Here's where something smells off. The salesman gave me a print out that he said was "technically confidential". It is three pages and is a Warranty Vehicle Inquiry. On the last page he wrote the details of my offer. In the past, I've always been given a copy of the window sticker.

I was reading through all of the information and saw that the car had a dented front door that was repaired last November. The salesman never told me about this.

Also, the car is not listed online in their inventory (I checked all of the VINS of the models listed)

This is what I suspect: They are trying to unload this car on me because it is less desirable than a car that has not had a dented/repaired door. Legally they have to disclose the damage but they are trying to sneak it past me. If I buy it and come back in the future they can claim that I had the information all along with this print-out.

I fundamentally distrust this process (and car salesmen) so I might be being overly suspicious. Is this a common practice? Are many or most cars damaged and repaired before sale?

Comments

  • steverstever Posts: 52,462
    edited March 2016
    Lots of cars are repaired before sale and in most states there's no requirement to disclose that information to the consumer.

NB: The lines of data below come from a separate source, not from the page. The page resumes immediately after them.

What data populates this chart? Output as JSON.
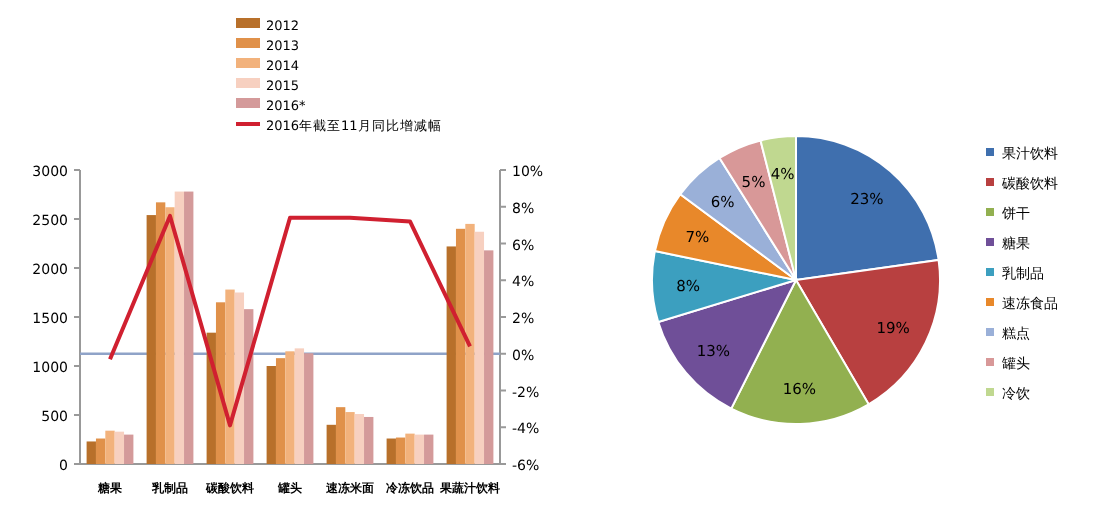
{
  "chart_data": [
    {
      "type": "bar",
      "categories": [
        "糖果",
        "乳制品",
        "碳酸饮料",
        "罐头",
        "速冻米面",
        "冷冻饮品",
        "果蔬汁饮料"
      ],
      "series": [
        {
          "name": "2012",
          "color": "#b8702a",
          "values": [
            230,
            2540,
            1340,
            1000,
            400,
            260,
            2220
          ]
        },
        {
          "name": "2013",
          "color": "#e0914a",
          "values": [
            260,
            2670,
            1650,
            1080,
            580,
            270,
            2400
          ]
        },
        {
          "name": "2014",
          "color": "#f2b27c",
          "values": [
            340,
            2620,
            1780,
            1150,
            530,
            310,
            2450
          ]
        },
        {
          "name": "2015",
          "color": "#f7d0c0",
          "values": [
            330,
            2780,
            1750,
            1180,
            510,
            300,
            2370
          ]
        },
        {
          "name": "2016*",
          "color": "#d49a9a",
          "values": [
            300,
            2780,
            1580,
            1130,
            480,
            300,
            2180
          ]
        },
        {
          "name": "2016年截至11月同比增减幅",
          "type": "line",
          "axis": "y2",
          "color": "#d02030",
          "values": [
            -0.3,
            7.5,
            -3.9,
            7.4,
            7.4,
            7.2,
            0.4
          ]
        }
      ],
      "ylim": [
        0,
        3000
      ],
      "yticks": [
        0,
        500,
        1000,
        1500,
        2000,
        2500,
        3000
      ],
      "y2lim": [
        -6,
        10
      ],
      "y2ticks": [
        {
          "value": -6,
          "label": "-6%"
        },
        {
          "value": -4,
          "label": "-4%"
        },
        {
          "value": -2,
          "label": "-2%"
        },
        {
          "value": 0,
          "label": "0%"
        },
        {
          "value": 2,
          "label": "2%"
        },
        {
          "value": 4,
          "label": "4%"
        },
        {
          "value": 6,
          "label": "6%"
        },
        {
          "value": 8,
          "label": "8%"
        },
        {
          "value": 10,
          "label": "10%"
        }
      ],
      "ref_lines": [
        {
          "axis": "y2",
          "value": 0,
          "color": "#8fa3c8"
        }
      ],
      "legend": "top",
      "grid": false
    },
    {
      "type": "pie",
      "categories": [
        "果汁饮料",
        "碳酸饮料",
        "饼干",
        "糖果",
        "乳制品",
        "速冻食品",
        "糕点",
        "罐头",
        "冷饮"
      ],
      "values": [
        23,
        19,
        16,
        13,
        8,
        7,
        6,
        5,
        4
      ],
      "colors": [
        "#3f6fae",
        "#b84040",
        "#92b050",
        "#6f4f98",
        "#3c9fbf",
        "#e8882a",
        "#9ab0d8",
        "#d89898",
        "#c0d890"
      ],
      "value_labels": [
        "23%",
        "19%",
        "16%",
        "13%",
        "8%",
        "7%",
        "6%",
        "5%",
        "4%"
      ],
      "legend": "right"
    }
  ]
}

Other states may not require disclosure until the dollar amount of the repair reaches a certain threshold (that number is $6,000 in Ohio for example, iirc). It's not all that unusual for a car to be sold as new even though it was damaged in transit and repaired.

    I think it's illegal to sell a new car without the Monroney sticker being available. If it's lost, there's a way for the dealer to obtain a new one without too much hassle.

    I'd ask to see the Monroney sticker before going further and seeing an AutoCheck or Carfax report would be helpful too.
  • Mr_ShiftrightMr_Shiftright Sonoma, CaliforniaPosts: 64,490
    I think the legal requirement is 5% of the MSRP of the car in many states. In some states, it is less (like PA it's 3%), or in some cases a dollar amount. In CA, it's 3% of MSRP or $500, whichever is greater. In Illinois, it's 6%.

    Anything below that, they don't have to tell you. Needless to say, a lot of $499 repairs are on record.
  • kyfdxkyfdx Posts: 130,616
    I would move on, and look for another car. You know, they sell 16 million cars per year. You don't have to take a dog.

    Did you get a good deal? Be sure to come back and share!

    Edmunds Moderator

  • isellhondasisellhondas Issaquah WashingtonPosts: 20,225
    When I was in the tool business I used to call on the port of L.A. I would watch as longshoremen unloaded the cargo ships from Japan. Some had a ball sliding the cars into tight parking spaces. I remember Nissan and others had a huge body shop right there to deal with the dents and scratches.